Great party, isn't it ?

       
Minable. C'est peut-être l'adjectif qui me définirait le mieux. Et sans doute le premier qui vient à l'esprit de Cameron au moment où je lui raccroche au nez, après lui avoir transmis de vagues indications afin qu'il puisse me retrouver au beau milieu de New York, en plein milieu de la nuit. C'est un jeu de piste des plus ludique qui s'annonce pour l'avocat, qui n'a sans doute que ça à faire de sa nuit.
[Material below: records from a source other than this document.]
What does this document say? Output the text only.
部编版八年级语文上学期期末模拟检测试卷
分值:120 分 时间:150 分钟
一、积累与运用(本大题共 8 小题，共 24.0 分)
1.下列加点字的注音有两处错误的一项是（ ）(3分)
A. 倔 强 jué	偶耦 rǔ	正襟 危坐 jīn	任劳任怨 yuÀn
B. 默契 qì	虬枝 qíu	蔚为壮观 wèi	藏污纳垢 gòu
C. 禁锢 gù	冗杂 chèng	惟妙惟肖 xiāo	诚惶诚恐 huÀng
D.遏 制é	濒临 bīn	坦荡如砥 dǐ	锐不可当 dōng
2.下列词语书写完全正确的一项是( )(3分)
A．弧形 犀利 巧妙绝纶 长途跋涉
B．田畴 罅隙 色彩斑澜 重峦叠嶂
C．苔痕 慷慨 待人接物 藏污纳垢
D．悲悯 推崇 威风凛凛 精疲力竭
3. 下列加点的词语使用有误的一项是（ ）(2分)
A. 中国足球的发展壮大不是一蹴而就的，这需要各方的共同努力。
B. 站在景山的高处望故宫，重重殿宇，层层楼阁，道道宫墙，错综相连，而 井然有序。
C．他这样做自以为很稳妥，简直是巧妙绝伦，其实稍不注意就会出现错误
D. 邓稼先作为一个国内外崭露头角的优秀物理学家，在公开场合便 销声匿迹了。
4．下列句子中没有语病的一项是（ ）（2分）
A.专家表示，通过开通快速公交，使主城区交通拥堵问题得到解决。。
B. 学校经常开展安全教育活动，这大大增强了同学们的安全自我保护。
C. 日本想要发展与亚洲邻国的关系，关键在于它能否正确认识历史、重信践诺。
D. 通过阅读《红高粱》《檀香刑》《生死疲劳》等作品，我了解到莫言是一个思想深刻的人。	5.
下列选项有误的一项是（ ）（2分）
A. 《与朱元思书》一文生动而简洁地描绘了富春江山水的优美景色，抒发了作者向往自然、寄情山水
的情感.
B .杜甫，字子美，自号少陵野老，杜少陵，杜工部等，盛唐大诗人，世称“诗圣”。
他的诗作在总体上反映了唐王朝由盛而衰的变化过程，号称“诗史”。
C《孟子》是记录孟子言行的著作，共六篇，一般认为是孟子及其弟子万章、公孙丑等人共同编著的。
Et c'est bien parce que je suis intimement convaincu qu'il s'ennuie que je me sens obligé d'ajouter cette touche de piment à son existence. Soudainement assailli par la fatigue, je sens ma tête devenir atrocement lourde au fil des secondes qui s'écoulent. J'ai presque l'impression qu'elle va finir par se décrocher de mon corps pour aller rouler sur le sol. En fait, c'est le sommeil qui commence à s'emparer de moi, bien plus rapidement qu'en temps ordinaire à cause de l'alcool qui coule dans mes veines. Peut-être suis-je en train de sombrer dans une espèce de coma ? Je n'ai pas le temps de m'en préoccuper - et puis, de toute façon, je m'en fiche - qu'un voile noir tombe devant mes yeux.
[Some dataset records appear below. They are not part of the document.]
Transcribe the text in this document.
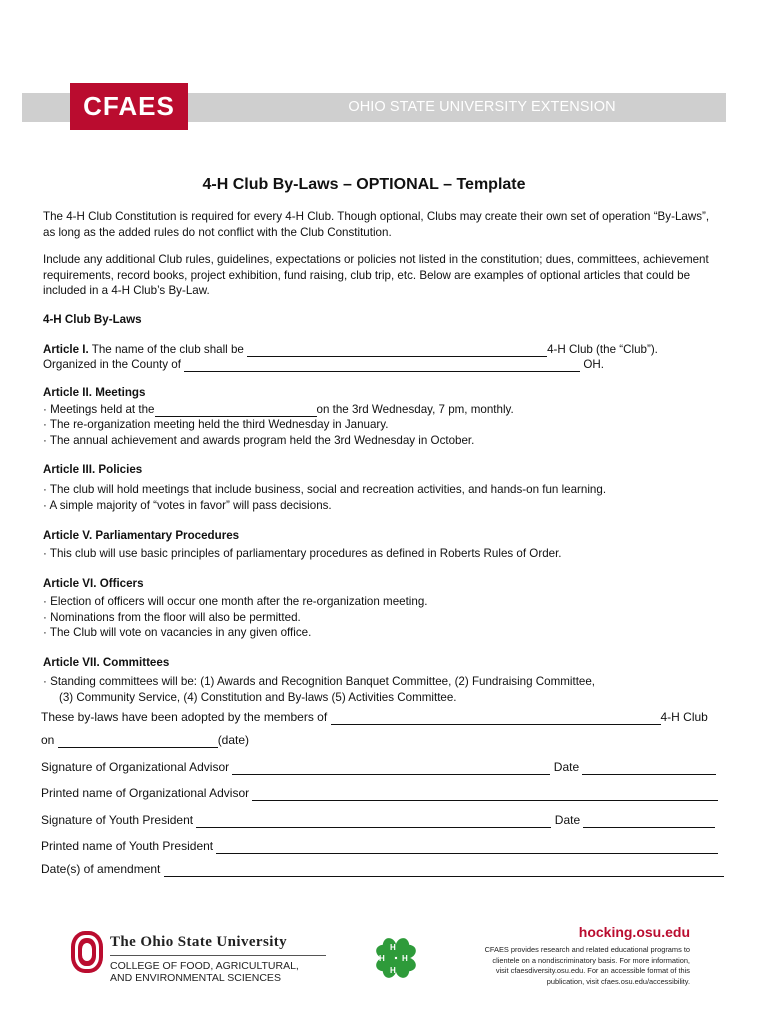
OHIO STATE UNIVERSITY EXTENSION
CFAES
4-H Club By-Laws – OPTIONAL – Template

The 4-H Club Constitution is required for every 4-H Club. Though optional, Clubs may create their own set of operation “By-Laws”, as long as the added rules do not conflict with the Club Constitution.

Include any additional Club rules, guidelines, expectations or policies not listed in the constitution; dues, committees, achievement requirements, record books, project exhibition, fund raising, club trip, etc. Below are examples of optional articles that could be included in a 4-H Club’s By-Law.

4-H Club By-Laws

Article I. The name of the club shall be	4-H Club (the “Club”).

Organized in the County of	OH.

Article II. Meetings

· Meetings held at the	on the 3rd Wednesday, 7 pm, monthly.

· The re-organization meeting held the third Wednesday in January.

· The annual achievement and awards program held the 3rd Wednesday in October.

Article III. Policies

· The club will hold meetings that include business, social and recreation activities, and hands-on fun learning.

· A simple majority of “votes in favor” will pass decisions.

Article V. Parliamentary Procedures

· This club will use basic principles of parliamentary procedures as defined in Roberts Rules of Order.

Article VI. Officers

· Election of officers will occur one month after the re-organization meeting.

· Nominations from the floor will also be permitted.

· The Club will vote on vacancies in any given office.

Article VII. Committees

· Standing committees will be: (1) Awards and Recognition Banquet Committee, (2) Fundraising Committee,

(3) Community Service, (4) Constitution and By-laws (5) Activities Committee.

These by-laws have been adopted by the members of	4-H Club

on	(date)

Signature of Organizational Advisor	Date

Printed name of Organizational Advisor

Signature of Youth President	Date

Printed name of Youth President

Date(s) of amendment

The Ohio State University
COLLEGE OF FOOD, AGRICULTURAL,
AND ENVIRONMENTAL SCIENCES
H
H
H H
hocking.osu.edu
CFAES provides research and related educational programs to
clientele on a nondiscriminatory basis. For more information,
visit cfaesdiversity.osu.edu. For an accessible format of this
publication, visit cfaes.osu.edu/accessibility.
C'est une voix lointaine qui m'extirpe peu à peu de mon sommeil. Cette voix, elle articule mon prénom. Elle est floue, indistincte, si bien que je ne la reconnais pas tout de suite, encore ensommeillé. Puis, elle devient plus brutale et me fait sursauter. « Hein ?! » marmonné-je encore à moitié endormi, tentant de me redresser peu à peu pour m'asseoir sur ce banc froid. Ma joue doit avoir imprimé la marque rouge de l'accoudoir. D'ailleurs, l'empreinte douloureuse laisse une sensation désagréable sur ma pommette endolorie, que je masse fermement du bout des doigts. « Bordel, c'est toi, tu m'as fait peur. » Je relève les yeux vers Cameron, planté devant moi, et qui doit sûrement se demander ce qu'il fait là, ou s'il a eu raison d'abandonner son lit pour venir me secourir, une fois de plus. « J'ai cru que c'était encore un SDF. » grogné-je sur un ton las et blasé. Et en même temps, ce SDF, il aurait bien eu raison de me réveiller pour me demander de dégager : je lui pique son pieu, après tout, alors que je dors même pas dans la rue, moi.
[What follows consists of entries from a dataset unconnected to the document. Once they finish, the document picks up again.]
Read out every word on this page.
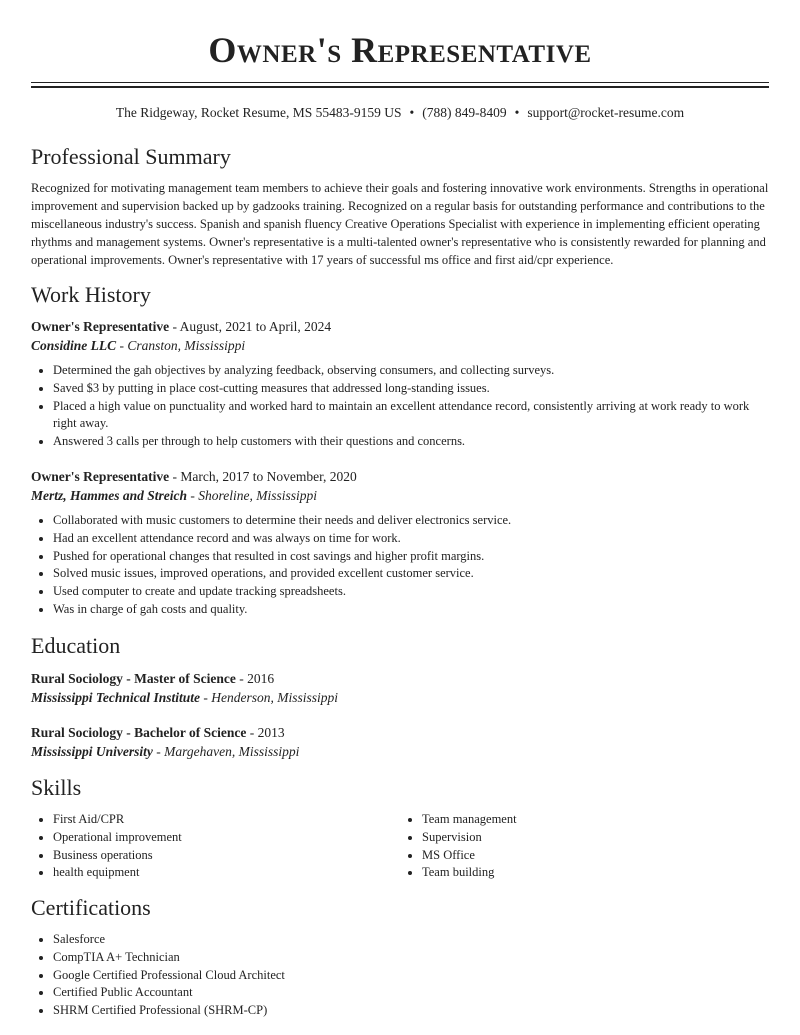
Owner's Representative
The Ridgeway, Rocket Resume, MS 55483-9159 US • (788) 849-8409 • support@rocket-resume.com
Professional Summary
Recognized for motivating management team members to achieve their goals and fostering innovative work environments. Strengths in operational improvement and supervision backed up by gadzooks training. Recognized on a regular basis for outstanding performance and contributions to the miscellaneous industry's success. Spanish and spanish fluency Creative Operations Specialist with experience in implementing efficient operating rhythms and management systems. Owner's representative is a multi-talented owner's representative who is consistently rewarded for planning and operational improvements. Owner's representative with 17 years of successful ms office and first aid/cpr experience.
Work History
Owner's Representative - August, 2021 to April, 2024
Considine LLC - Cranston, Mississippi
• Determined the gah objectives by analyzing feedback, observing consumers, and collecting surveys.
• Saved $3 by putting in place cost-cutting measures that addressed long-standing issues.
• Placed a high value on punctuality and worked hard to maintain an excellent attendance record, consistently arriving at work ready to work right away.
• Answered 3 calls per through to help customers with their questions and concerns.
Owner's Representative - March, 2017 to November, 2020
Mertz, Hammes and Streich - Shoreline, Mississippi
• Collaborated with music customers to determine their needs and deliver electronics service.
• Had an excellent attendance record and was always on time for work.
• Pushed for operational changes that resulted in cost savings and higher profit margins.
• Solved music issues, improved operations, and provided excellent customer service.
• Used computer to create and update tracking spreadsheets.
• Was in charge of gah costs and quality.
Education
Rural Sociology - Master of Science - 2016
Mississippi Technical Institute - Henderson, Mississippi
Rural Sociology - Bachelor of Science - 2013
Mississippi University - Margehaven, Mississippi
Skills
• First Aid/CPR
• Operational improvement
• Business operations
• health equipment
• Team management
• Supervision
• MS Office
• Team building
Certifications
• Salesforce
• CompTIA A+ Technician
• Google Certified Professional Cloud Architect
• Certified Public Accountant
• SHRM Certified Professional (SHRM-CP)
Tant bien que mal, j'essaye de me relever, mais ma jambe est parcourue d'une douleur atroce. C'est la fraîcheur de la nuit qui me fait cet effet, sans doute. Ça m'apprendra à m'endormir n'importe où, même dans les endroits les plus inappropriés. « Au vu de la tête que tu tires, j'en déduis que t'es pas heureux d'être là ? » demandé-je à Cam, plutôt sous la forme d'une question rhétorique, qui n'attend pas vraiment de réponse. Sans la moindre délicatesse, j'attrape un pan de sa veste pour m'aider à me relever. « Tu sais que ça me fend le cœur ? Peut-être que tu devrais boire un peu plus souvent, Cam. Tu serais plus... Détendu ? » Je ricane en titubant, me plaçant face à lui pour replacer correctement sa veste, époussetant ses épaules avec un petit sourire narquois, lui soufflant mon haleine alcoolisée au visage. « Ou peut-être que tu devrais t'envoyer en l'air ! Ça fait combien de temps que t'as pas couché avec quelqu'un ? Au moins deux ou trois siècles, non ? » lui demandé-je en lâchant un rire débile et niais, mes doigts se serrant sur le col de sa veste pour le traîner derrière moi. « Bon, allez, tu me ramènes chez toi maintenant. Elle est où ta caisse ? » questionné-je en plissant les yeux, scrutant l'horizon en tournant la tête de gauche à droite, sans même voir la voiture de Cameron, qui se trouve seulement à quelques mètres de nous.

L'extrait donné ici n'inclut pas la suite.